If your skin is cut, grazed or damaged in any way then this triggers extra production of collagen – a protein found in the connective tissues which is strong, flexible and acts as a support to the rest of the body. Extra collagen repairs any damage to the skin and closes the area. The result is a thin line or scar.
This process is repeated over a period of months which leads to a smaller and smoother looking scar.
But things can go wrong. If they do then abnormal scars develop which include hypertrophic scars (angry red, raised scars) and keloid scars (lumpy pink or red scars).
Causes of keloids
There are several causes of keloids which include:
- Surgical incisions
- Ear piercing
- Injection sites
Infectious skin conditions such as chickenpox can result in keloid scars. Plus keloid scars often run in families.
Keloids often form on parts of the body which are prone to abnormal scars. These include the top of the shoulder, centre of the chest, top of the back and the earlobes. Plus certain skin types tend to develop keloids more than others.
Symptoms of keloids
A keloid scar is thick, misshapen, smooth and shiny.
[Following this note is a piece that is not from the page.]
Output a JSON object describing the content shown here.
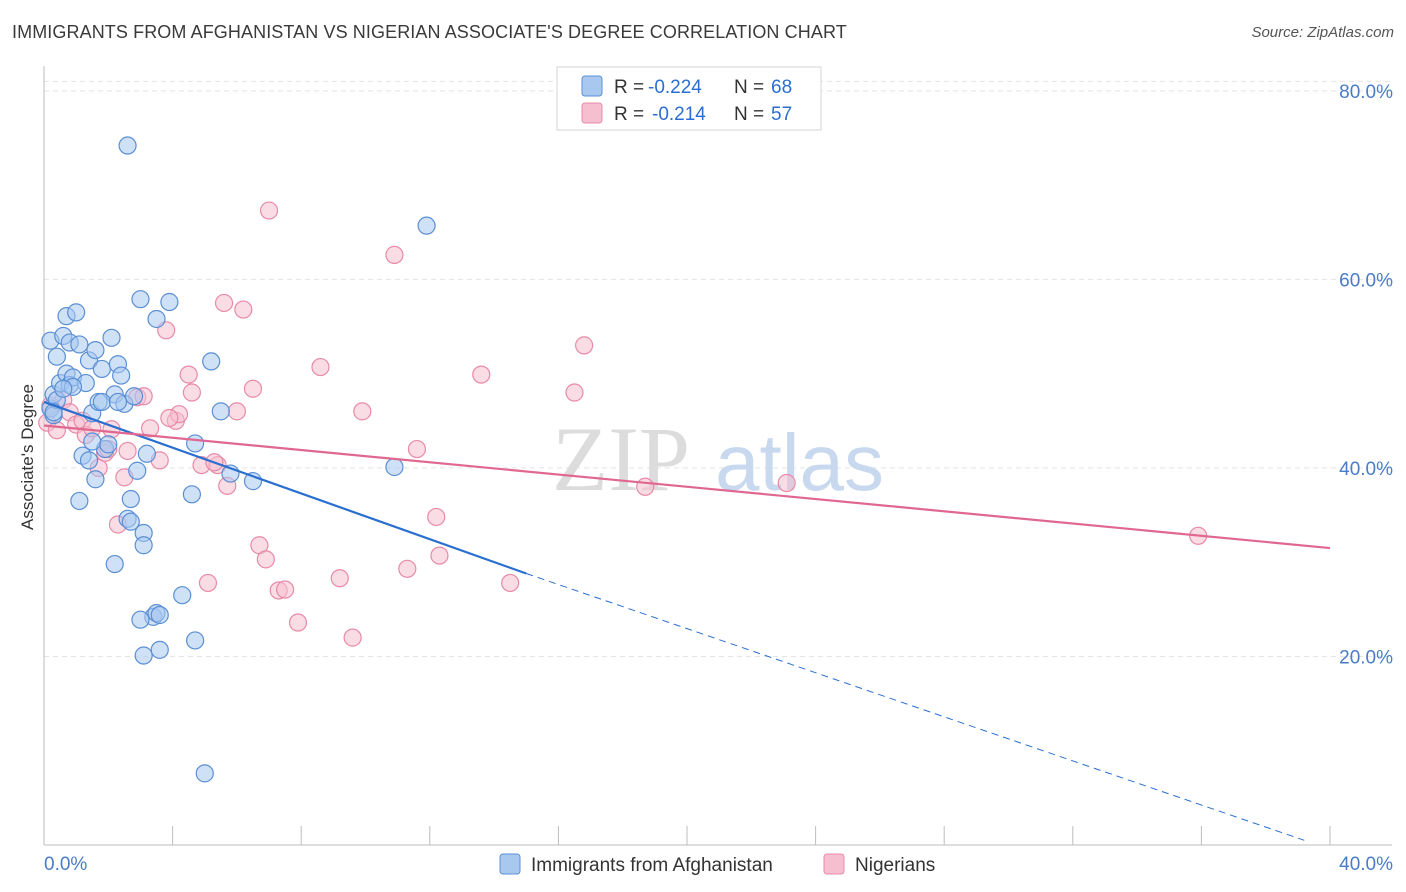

It is itchy or causes a burning sensation and is painful to the touch. If it has developed near to or over a joint then it will limit the movement in that area.
It has a hard, rubbery feel and has a dark red or purple colour which fades as the scar ages.
Your GP will be able to diagnose a keloid scar (or scars) by examining the affected area on your body. You may be referred to a dermatologist for a skin biopsy to determine the precise cause.
Treatment for keloids
Many people find keloids embarrassing and unattractive. They cannot be entirely removed but their visibility can be reduced so that they are less noticeable and less distressing.
Treatment options include:
- Laser therapy
- Silicon gel sheets
- Pressure bandage
- Skin camouflage
These are all good ways of dealing with abnormal scars.
Corticosteroids are injections into the skin which reduce any swelling and the size and shape of the scar. These may be repeated if necessary.
Laser therapy involves aiming a beam of light at the scar tissue which triggers the release of healthy scar tissue instead. This tissue replaces the abnormal scar tissue in an ongoing process until the scar becomes flatter and smaller.
Cryosurgery is based on using extremely cold temperatures to treat damaged skin or abnormal scar tissue. Liquid nitrogen is sprayed onto the affected area which freezes and kills the keloid scar.
Surgery is another option in which the scar is reduced in size, moved into a more favourable position or altered in shape. Some keloids are very tight but surgery can be performed to release this pressure.
Silicon gel sheets are thin sheets which are placed over the scar and left in position for 14 hours each day for up to 2 months. The keloid and sheet must be washed with soap and water on a daily basis. These sheets help to reduce the size and shape of the scar.
Medication can be prescribed which will break down any abnormal scar tissue.
Camouflage creams and lotions are useful for disguising a keloid scar or other forms of skin damage.
Prevention of keloid scars
If there is a history of keloids in your family then you are at increased risk of developing these. Plus if you have had a keloid scar before then it is highly likely you will get it again.
You are powerless to prevent a keloid scar from occurring but there are ways in which you can reduce the risk. This includes ensuring that any cut, however small, is properly cared for and avoid tattoos and facial/body piercing.